— Думаешь для меня имеет значение, что именно ты чувствуешь? Время пошло, Аня.
— Будь ты проклят, Шумаков! Я хотя бы могу сказать тебе в лицо, как всегда ненавидела и презирала тебя! Будь ты проклят, подонок! Я все эти годы надеялась, что ты умер в страшных мучениях. Разбился на машине или сдох от передоза со своими дружками!
Где-то внутри меня еще один я, тот слабак, который выжил несмотря на то что я закапывал его вместе с ней на кладбище воспоминаний, согнулся пополам и рухнул на колени, корчась с мучительным стоном. А оказывается мне все еще адски больно. И нет никакой брони, которую я думал, что отрастил за все это время. Каждое ее слово, сочащееся ненавистью, как удар ножа в ту самую вечно гниющую и пульсирующую нарывами рану, и она всего лишь затянулась коркой, которую эта сука вскрывала одними лишь словами и внутри все шипело и пенилось от яда, сжигающего мне вены. Когда-то вот эти самые губы шептали о любви, умоляли, выстанывали и кричали мое имя, целовали, ласкали. И я был самым счастливым идиотом на свете. Ее тихое «я так сильно соскучилась по тебе, Егор…так сильно, что мне кажется я умерла и воскресла снова». Только за это я мог убивать ее снова и снова. Стрелять в упор в ее лживое сердце каждый раз, когда у меня в голове она произносила эти самые слова.

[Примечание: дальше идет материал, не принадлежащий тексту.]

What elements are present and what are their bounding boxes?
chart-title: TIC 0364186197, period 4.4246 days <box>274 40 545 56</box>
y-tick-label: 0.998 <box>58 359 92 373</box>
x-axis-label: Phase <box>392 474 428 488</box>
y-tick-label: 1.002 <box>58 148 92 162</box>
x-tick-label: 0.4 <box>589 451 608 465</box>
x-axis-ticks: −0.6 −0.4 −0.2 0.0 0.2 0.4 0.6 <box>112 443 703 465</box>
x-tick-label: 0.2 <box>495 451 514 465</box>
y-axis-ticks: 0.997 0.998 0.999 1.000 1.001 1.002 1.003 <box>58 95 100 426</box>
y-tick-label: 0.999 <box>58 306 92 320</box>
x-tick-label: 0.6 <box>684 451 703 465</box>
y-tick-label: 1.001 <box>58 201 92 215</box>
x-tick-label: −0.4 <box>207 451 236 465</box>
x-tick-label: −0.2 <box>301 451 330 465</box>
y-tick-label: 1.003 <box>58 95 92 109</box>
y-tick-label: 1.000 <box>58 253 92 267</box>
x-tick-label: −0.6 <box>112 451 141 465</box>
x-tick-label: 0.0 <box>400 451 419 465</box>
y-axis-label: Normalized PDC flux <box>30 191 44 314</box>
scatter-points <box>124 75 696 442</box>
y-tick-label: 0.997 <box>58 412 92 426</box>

А сейчас? Сейчас я превратился в рухлядь и гниль в оболочке человека и это не она униженно стоит там на сцене, а я ментально стою перед ней на коленях и хочу получить хотя бы суррогат прошлого безумия, это я все еще бегаю за ней, все еще иду по ее следу верным псом, которого не просто предали, а раздавили колесами и проехали вперед-назад, а он выжил и теперь оскаленный, больной от своей собачьей злой любви идет по ее следам, чтобы рвать на части своего палача, а потом зализывать ее раны и где-то в душе искренне надеяться, что она протянет руку погладить зверя по морде…но вместо этого она метко наносит удар за ударом, прямо под ребра туда где все и так ею разворочено. Ну нет, сукааа, в этот раз я не буду корчиться один, я сожгу тебя дотла. Обглодаю твои кости. Я буду грызть их медленно и долго. Потому что несмотря на адскую боль я рядом с тобой снова живой. Даааа, наконец-то за все эти пять лет я вылез из-под земли и как голодный упырь жаждал нажраться ее крови и снова стать человеком, а не полусгнившим трупом.

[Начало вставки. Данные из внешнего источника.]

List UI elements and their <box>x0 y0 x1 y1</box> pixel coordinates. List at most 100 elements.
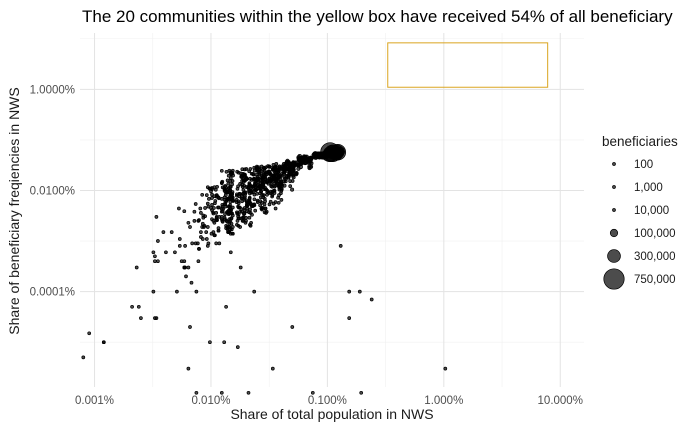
data-point <box>182 259 187 264</box>
minor-gridlines <box>80 33 584 387</box>
data-point <box>276 167 281 172</box>
data-point <box>236 184 240 189</box>
data-point <box>306 156 311 162</box>
data-point <box>291 175 296 180</box>
data-point <box>134 265 139 270</box>
data-point <box>210 202 214 207</box>
data-point <box>252 289 257 294</box>
data-point <box>247 195 252 200</box>
data-point <box>235 345 240 349</box>
data-point <box>237 216 241 221</box>
data-point <box>182 209 187 214</box>
data-point <box>230 168 235 173</box>
y-axis-title: Share of beneficiary freqiencies in NWS <box>6 87 22 334</box>
legend: beneficiaries 100 1,000 10,000 100,000 300,0… <box>602 134 678 290</box>
data-point <box>214 215 219 219</box>
data-point <box>223 212 227 217</box>
data-point <box>87 331 92 336</box>
data-point <box>130 304 134 309</box>
data-point <box>250 212 254 217</box>
data-point <box>229 227 234 232</box>
data-point <box>184 274 188 279</box>
data-point <box>219 181 224 185</box>
x-tick-label: 10.000% <box>538 395 583 407</box>
data-point <box>183 244 187 248</box>
data-point <box>277 183 281 188</box>
data-point <box>209 206 213 210</box>
data-point <box>260 177 265 181</box>
data-point <box>283 176 288 182</box>
data-point <box>228 179 233 183</box>
data-point <box>286 166 291 171</box>
data-point <box>201 213 206 218</box>
data-point <box>204 237 209 241</box>
data-point <box>236 212 241 217</box>
legend-key-label: 750,000 <box>634 274 676 286</box>
data-point <box>204 193 209 197</box>
data-point <box>239 173 244 178</box>
data-point <box>258 195 263 200</box>
data-point <box>260 192 265 197</box>
data-point <box>228 250 233 255</box>
data-point <box>244 219 248 223</box>
data-point <box>247 169 252 174</box>
data-point <box>247 210 251 215</box>
data-point <box>267 165 272 169</box>
legend-key-label: 300,000 <box>634 251 676 263</box>
data-point <box>136 304 141 309</box>
data-point <box>219 168 224 173</box>
data-point <box>186 265 191 270</box>
data-point <box>281 169 286 174</box>
legend-key-label: 100,000 <box>634 228 676 240</box>
data-point <box>230 198 235 203</box>
data-point <box>169 230 174 234</box>
data-point <box>247 184 251 188</box>
data-point <box>228 176 233 180</box>
data-point <box>238 182 242 186</box>
data-point <box>193 202 198 206</box>
data-point <box>282 183 287 188</box>
legend-title: beneficiaries <box>602 134 678 149</box>
data-point <box>253 208 258 213</box>
data-point <box>222 198 227 202</box>
data-point <box>225 225 230 229</box>
x-axis-title: Share of total population in NWS <box>230 406 433 422</box>
data-point <box>156 259 160 264</box>
data-point <box>204 230 209 234</box>
data-point <box>263 185 267 190</box>
data-point <box>237 194 241 199</box>
legend-key-label: 1,000 <box>634 182 663 194</box>
data-point <box>238 225 242 229</box>
data-point <box>243 194 247 199</box>
data-point <box>182 265 187 270</box>
data-point <box>240 219 245 223</box>
data-point <box>215 218 219 222</box>
data-point <box>279 179 284 184</box>
data-point <box>258 203 262 208</box>
data-point <box>193 241 198 246</box>
data-point <box>153 259 157 264</box>
data-point <box>270 184 274 189</box>
data-point <box>212 233 217 238</box>
data-point <box>338 244 343 248</box>
data-point <box>226 230 231 234</box>
chart-title: The 20 communities within the yellow box… <box>82 7 673 26</box>
data-point <box>271 201 276 206</box>
x-tick-label: 0.001% <box>75 395 114 407</box>
data-point <box>216 228 221 233</box>
data-point <box>101 340 106 345</box>
data-point <box>229 172 233 177</box>
data-point <box>241 192 245 196</box>
data-point <box>290 187 295 192</box>
data-point <box>228 207 233 211</box>
data-point <box>210 217 214 222</box>
data-point <box>238 265 243 270</box>
data-point <box>310 390 315 395</box>
data-point <box>297 158 303 164</box>
data-point <box>151 250 156 255</box>
data-point <box>270 194 274 199</box>
data-point <box>222 340 227 345</box>
data-point <box>288 184 293 188</box>
data-point <box>212 220 217 225</box>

— Танцуй, — сделал глоток виски, глядя, как она поднялась на маленькую круглую сцену с неоновой подсветкой. Каблуки стучат по блестящему пластику и ее ноги, затянутые в чулки, отражаются в зеркальной поверхности. — Подожди! Волосы распусти!
Потянулась за заколкой, сняла и зло швырнула в мою сторону. Поймал на лету и положил на столешницу. Когда-то меня сводили с ума ее волосы, длинные, густые, вьющиеся непослушными кольцами. Они змеились по мне, когда она скакала сверху на моем члене, развернутая ко мне спиной, а я яростно нанизывал ее на себя, прихватив густую шевелюру в кулак и заставляя Аню изогнуться назад, зверея от вида ее ягодиц, ударяющихся о мой пах, от видя своего блестящего от соков члена поршнем входящего в матово-белое тело. Бл***дь, это был самый бешеный секс в моей жизни. Потому что я не трахал ее — каждый раз я исступленно ее любил. Разными способами самыми пошлыми и извращенными, самыми грязными и в тоже время кристально чистыми. Говорил ей "трахать хочу тебя, Нюта, драть на частииии"…а думал о том, что любить ее буду, залюбливать до хрипоты, до срыва голосовых связок.